Massaging the facts

Almost one in four Australians get a massage every year and what’s not to like? It feels good, does good and every professional sports team’s locker room plays host to a masseuse table. Despite these accolades there is still concern about whether or not it’s cack handed for your physique. A Queen’s University research team even found that post exercise massage does nothing to improve circulation to muscles. Nor does it help remove lactic acid and other waste products. This is however a single study, which is unlikely to stop sportsmen getting their muscles polished, especially those wearing squat-ravaged legs. So if training is your yang then massage should be a useful part of your recovery yin. Its healing properties aren’t the only selling point.
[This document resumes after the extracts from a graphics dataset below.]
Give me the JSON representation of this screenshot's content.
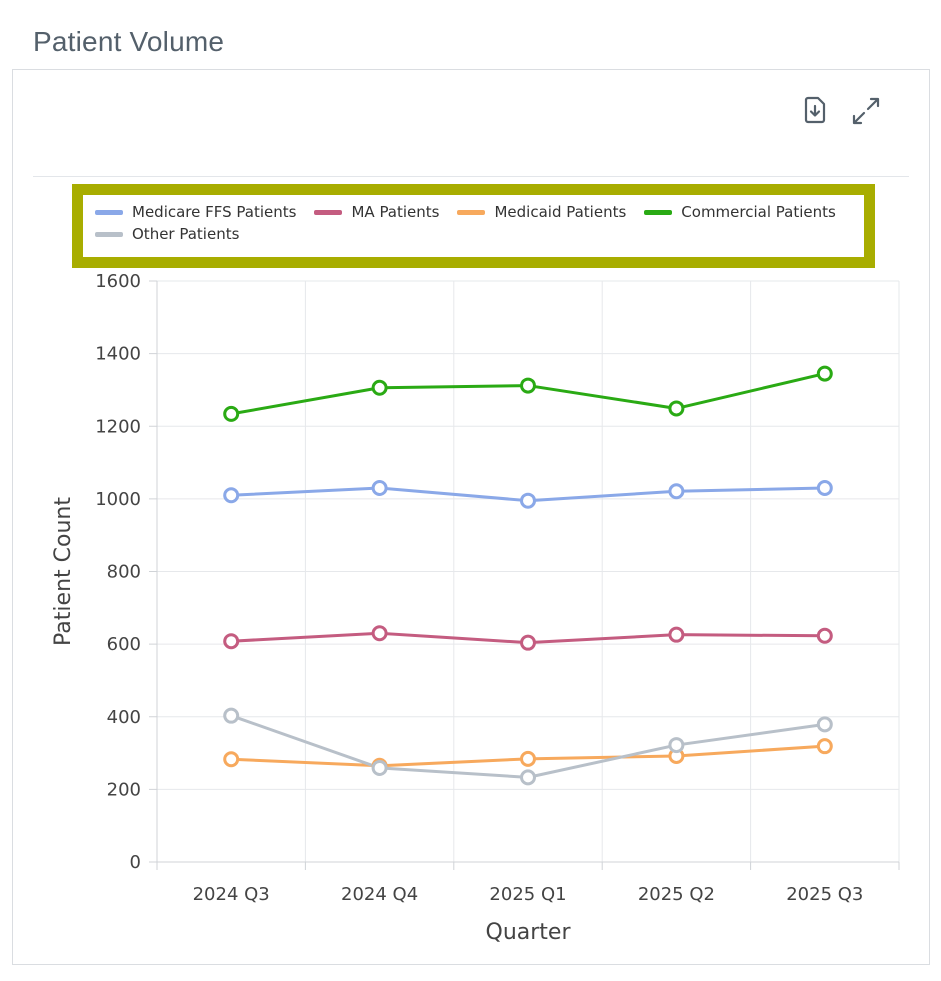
{
  "page": {
    "title": "Patient Volume"
  },
  "toolbar": {
    "download_icon": "file-download-icon",
    "expand_icon": "expand-arrows-icon"
  },
  "chart_data": {
    "type": "line",
    "categories": [
      "2024 Q3",
      "2024 Q4",
      "2025 Q1",
      "2025 Q2",
      "2025 Q3"
    ],
    "series": [
      {
        "name": "Medicare FFS Patients",
        "color": "#8aa8e8",
        "values": [
          1010,
          1030,
          995,
          1021,
          1030
        ]
      },
      {
        "name": "MA Patients",
        "color": "#c45c80",
        "values": [
          608,
          630,
          604,
          626,
          623
        ]
      },
      {
        "name": "Medicaid Patients",
        "color": "#f7a95d",
        "values": [
          283,
          265,
          284,
          292,
          319
        ]
      },
      {
        "name": "Commercial Patients",
        "color": "#2aaa14",
        "values": [
          1234,
          1306,
          1312,
          1249,
          1345
        ]
      },
      {
        "name": "Other Patients",
        "color": "#b8c0c9",
        "values": [
          403,
          259,
          233,
          322,
          379
        ]
      }
    ],
    "xlabel": "Quarter",
    "ylabel": "Patient Count",
    "ylim": [
      0,
      1600
    ],
    "yticks": [
      "0",
      "200",
      "400",
      "600",
      "800",
      "1000",
      "1200",
      "1400",
      "1600"
    ],
    "grid": true,
    "legend_position": "top"
  }
}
It can help your sports performance have a happy beginning.

Massage your warm-up

Athletes claim it calms nerves before big games, yet this could be all in the mind. Yes, it does unwind you, but no more than relaxing in a room with soft soothing music, found research in the journal Depression and Anxiety. Fortunately, relaxation isn’t actually the goal of most pre-event rubs. Pre-sport massage involves quick jolting movements, just like you see boxer’s get in their corners. It wakes up muscles and loosens everything so you can perform at your peak. What’s more, it even has benefits when done during exercise. Massage is proven to be better than rest at helping athletes return to a normal state, creating faster relief from fatigue, found research in the journal Modern Rehabilitation.

Flexibility appeal

If you’re feeling tight you can grease the cogs with massage oil. Research in the British Journal of Sports Medicinfound athletes who had a rub down on their hamstrings – a notoriously inflexible muscle – instantly increased its’ flexibility by up to 5 degrees. Suppleness is must-have attribute for all competitive athletes and every bloke older than 30 years old. Exercise results in muscles becoming massively fatigued and sometimes lacking the nutrition needed to repair, making them stiff. Block booking a weekly appointment is good for your body, soul and long-term progress.

Timing is everything

Avoid massaging swollen or inflamed areas that radiate heat. These are signs the area is still repairing and massage can actually hinder rather than help healing. Once pain and swelling has gone (usually 2-3 days) then you can wear the little white towel. Research at McMaster University found just 10 minutes of massage is enough to reduce inflammation. But when you do it also important. If you aren’t injured the best time for bodywork is at the end of the day after all exercise, to promote recovery.